I share a glimpse of this experience to give some examples of how energy healing and light language can manifest in the body. Don’t worry though, not everyone’s experiences of it are this gnarly or intense! I’ve also had plenty of blissful, relaxing, beautiful experiences with light language and energy healing too!
But, healing and self-healing isn’t all fluff. It’s sugar and spice. It can be blissful and painful. It invites us to witness and shift through all of the layers of emotion, pain and trauma that we’ve consciously and unconsciously stored.
The Beginning Of A Healing Journey...
That day was just the beginning of my journey and I’m still learning, growing and healing everyday. Sometimes it’s a pain in the arse, but ultimately it’s made my life so much richer, it’s helped me to feel as though there’s a bigger purpose to all of our lives and it’s supported a lot of shifts in my life, that have really helped me to see the joy and beauty in life, which is something that I struggled with before.
On the outside I was confident, bubbly and had a lot going for me, but privately and internally I was often experiencing a lot of darkness, pain and mental torment.
This all sounds really heavy! But I hope it gives a bit of an insight into what energy healing and light language can do, and the less pleasant experiences we can sometimes have when working with these healing modalities.
After that afternoon and womb healing session, I immediately noticed that certain (negative) patterns and behaviours that I was aware of and had been working on had just lifted, in the space of a few hours. I honestly thought that the journey of shifting those patterns was going to take years.

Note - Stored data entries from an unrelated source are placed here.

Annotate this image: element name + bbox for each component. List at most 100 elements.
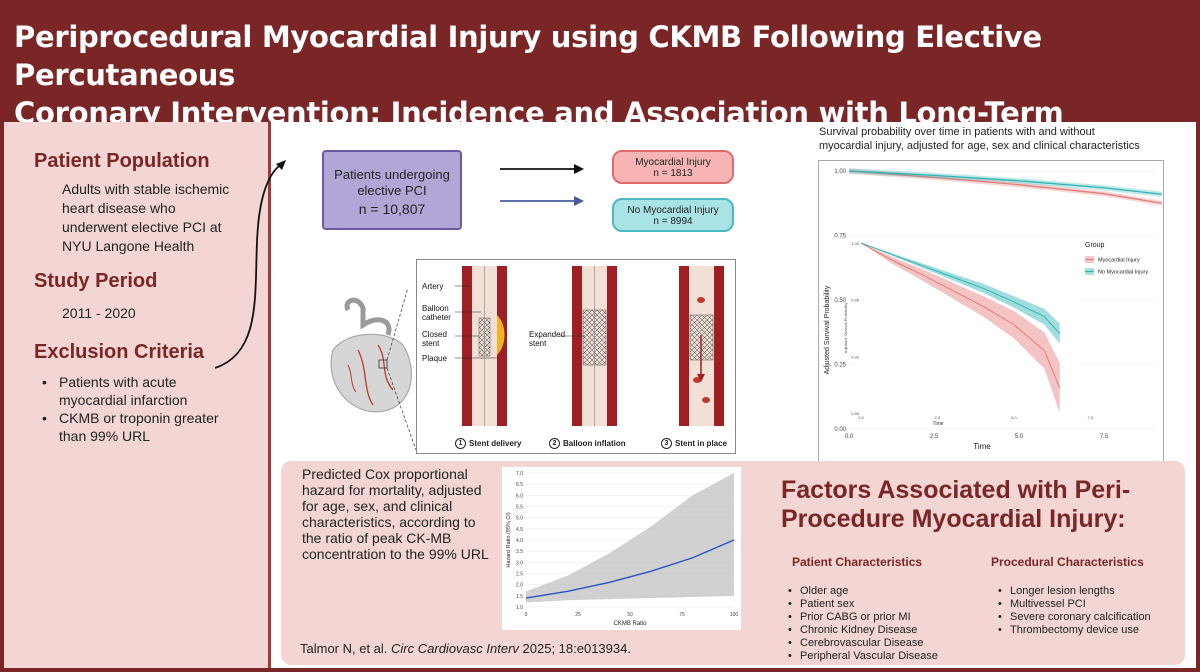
inset-panel bbox=[857, 239, 1079, 425]
y-tick-label: 1.00 bbox=[834, 169, 846, 175]
exclusion-list: Patients with acute myocardial infarctio… bbox=[40, 373, 265, 445]
ci-band bbox=[849, 168, 1162, 206]
mi-count: n = 1813 bbox=[653, 168, 693, 179]
citation: Talmor N, et al. Circ Cardiovasc Interv … bbox=[300, 641, 631, 656]
series-line bbox=[848, 170, 1162, 195]
legend-label: No Myocardial Injury bbox=[1098, 270, 1148, 276]
connector-arrow bbox=[214, 160, 286, 369]
citation-authors: Talmor N, et al. bbox=[300, 641, 392, 656]
stent-procedure-diagram: Artery Balloon catheter Closed stent Pla… bbox=[416, 259, 736, 454]
heading-line: Factors Associated with Peri- bbox=[781, 476, 1131, 504]
poster-frame bbox=[0, 122, 1200, 672]
inset-x-tick-label: 5.0 bbox=[1011, 415, 1017, 420]
survival-plot: 0.00 0.25 0.50 0.75 1.00 0.0 2.5 5.0 7.5 Time 0.85… bbox=[824, 168, 1162, 451]
title-line-1: Periprocedural Myocardial Injury using C… bbox=[14, 20, 1042, 92]
y-tick-label: 2.5 bbox=[516, 572, 523, 578]
closed-stent-label: Closed stent bbox=[422, 330, 447, 348]
hazard-line bbox=[525, 539, 735, 599]
survival-chart: 0.00 0.25 0.50 0.75 1.00 0.0 2.5 5.0 7.5 Time 0.85… bbox=[818, 160, 1164, 462]
inset-series-line bbox=[860, 242, 1061, 335]
step-number: 1 bbox=[455, 438, 466, 449]
list-item: Longer lesion lengths bbox=[996, 585, 1151, 598]
list-item: CKMB or troponin greater than 99% URL bbox=[40, 409, 265, 445]
series-line bbox=[848, 170, 1162, 204]
inset-y-tick-label: 0.90 bbox=[851, 354, 860, 359]
pci-label: Patients undergoing elective PCI bbox=[324, 167, 460, 199]
hazard-ratio-plot: 1.0 1.5 2.0 2.5 3.0 3.5 4.0 4.5 5.0 5.5 6.0 6.5 7.0 0… bbox=[506, 471, 739, 627]
inset-series-line bbox=[860, 242, 1061, 389]
x-axis-label: CKMB Ratio bbox=[613, 621, 647, 627]
citation-journal: Circ Cardiovasc Interv bbox=[391, 641, 519, 656]
pci-count: n = 10,807 bbox=[358, 201, 426, 217]
list-item-line: myocardial infarction bbox=[59, 392, 188, 408]
step-number: 3 bbox=[661, 438, 672, 449]
inset-y-tick-label: 0.85 bbox=[851, 411, 860, 416]
y-tick-label: 4.0 bbox=[516, 538, 523, 544]
inset-x-axis-label: Time bbox=[933, 421, 944, 427]
factors-heading: Factors Associated with Peri- Procedure … bbox=[781, 476, 1181, 534]
stent-vessels bbox=[455, 266, 724, 426]
text-line: concentration to the 99% URL bbox=[302, 546, 489, 562]
step-balloon-inflation: 2 Balloon inflation bbox=[549, 438, 626, 449]
title-line: myocardial injury, adjusted for age, sex… bbox=[819, 140, 1140, 152]
y-tick-label: 1.5 bbox=[516, 594, 523, 600]
list-item: Cerebrovascular Disease bbox=[786, 637, 938, 650]
x-tick-label: 7.5 bbox=[1100, 434, 1109, 440]
pci-label-line: elective PCI bbox=[357, 183, 427, 198]
procedural-characteristics-list: Longer lesion lengths Multivessel PCI Se… bbox=[996, 585, 1151, 637]
label-line: stent bbox=[529, 339, 547, 348]
myocardial-injury-box: Myocardial Injury n = 1813 bbox=[612, 150, 734, 184]
study-period-heading: Study Period bbox=[34, 270, 158, 292]
artery-label: Artery bbox=[422, 282, 444, 291]
y-tick-label: 2.0 bbox=[516, 583, 523, 589]
no-mi-count: n = 8994 bbox=[653, 216, 693, 227]
step-number: 2 bbox=[549, 438, 560, 449]
x-tick-label: 75 bbox=[679, 612, 685, 618]
list-item-line: than 99% URL bbox=[59, 428, 151, 444]
label-line: catheter bbox=[422, 313, 451, 322]
heading-line: Procedure Myocardial Injury: bbox=[781, 505, 1126, 533]
exclusion-heading: Exclusion Criteria bbox=[34, 341, 205, 363]
x-tick-label: 25 bbox=[575, 612, 581, 618]
expanded-stent-label: Expanded stent bbox=[529, 330, 565, 348]
flow-arrows bbox=[500, 164, 584, 206]
x-tick-label: 50 bbox=[627, 612, 633, 618]
y-tick-label: 7.0 bbox=[516, 471, 523, 477]
legend-label: Myocardial Injury bbox=[1098, 258, 1140, 264]
inset-x-tick-label: 0.0 bbox=[858, 415, 864, 420]
step-label: Stent in place bbox=[675, 439, 728, 448]
y-tick-label: 6.5 bbox=[516, 482, 523, 488]
title-line: Survival probability over time in patien… bbox=[819, 126, 1095, 138]
x-tick-label: 5.0 bbox=[1015, 434, 1024, 440]
cox-description: Predicted Cox proportional hazard for mo… bbox=[302, 466, 498, 562]
y-tick-label: 0.50 bbox=[834, 298, 846, 304]
label-line: Balloon bbox=[422, 304, 449, 313]
pci-label-line: Patients undergoing bbox=[334, 167, 450, 182]
inset-y-tick-label: 0.95 bbox=[851, 298, 860, 303]
patient-characteristics-heading: Patient Characteristics bbox=[792, 555, 923, 569]
label-line: Expanded bbox=[529, 330, 566, 339]
list-item: Chronic Kidney Disease bbox=[786, 624, 938, 637]
population-heading: Patient Population bbox=[34, 150, 210, 172]
panel-divider bbox=[268, 122, 271, 668]
text-line: for age, sex, and clinical bbox=[302, 498, 453, 514]
text-line: the ratio of peak CK-MB bbox=[302, 530, 452, 546]
list-item: Patient sex bbox=[786, 598, 938, 611]
heart-illustration bbox=[330, 290, 417, 450]
text-line: hazard for mortality, adjusted bbox=[302, 482, 482, 498]
inset-x-tick-label: 2.5 bbox=[935, 415, 941, 420]
y-tick-label: 3.5 bbox=[516, 549, 523, 555]
list-item: Patients with acute myocardial infarctio… bbox=[40, 373, 265, 409]
x-tick-label: 100 bbox=[730, 612, 739, 618]
text-line: characteristics, according to bbox=[302, 514, 476, 530]
list-item-line: CKMB or troponin greater bbox=[59, 410, 219, 426]
no-myocardial-injury-box: No Myocardial Injury n = 8994 bbox=[612, 198, 734, 232]
y-tick-label: 3.0 bbox=[516, 560, 523, 566]
y-tick-label: 5.5 bbox=[516, 505, 523, 511]
y-tick-label: 5.0 bbox=[516, 516, 523, 522]
procedural-characteristics-heading: Procedural Characteristics bbox=[991, 555, 1144, 569]
y-axis-label: Hazard Ratio (95% CI) bbox=[506, 512, 512, 567]
population-line: Adults with stable ischemic bbox=[62, 181, 230, 197]
step-label: Balloon inflation bbox=[563, 439, 626, 448]
y-tick-label: 6.0 bbox=[516, 493, 523, 499]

So for those who are curious or drawn to any form of energy healing, acupuncture, reflexology, light language, whatever it is that’s calling you, I would implore you to trust the call. Trust that you’ll be safe. Trust that the sometimes gnarly and triggering process of healing IS totally worth it.
Forever grateful for that day, and for the beautiful way in which space was held. Hoping to share more about my journey and experiences with light language and energy healing going forward.
Thank you to everyone and everything that led me to that point, to my dear friend for suggesting it, and to the women who shared their gifts and held space that day.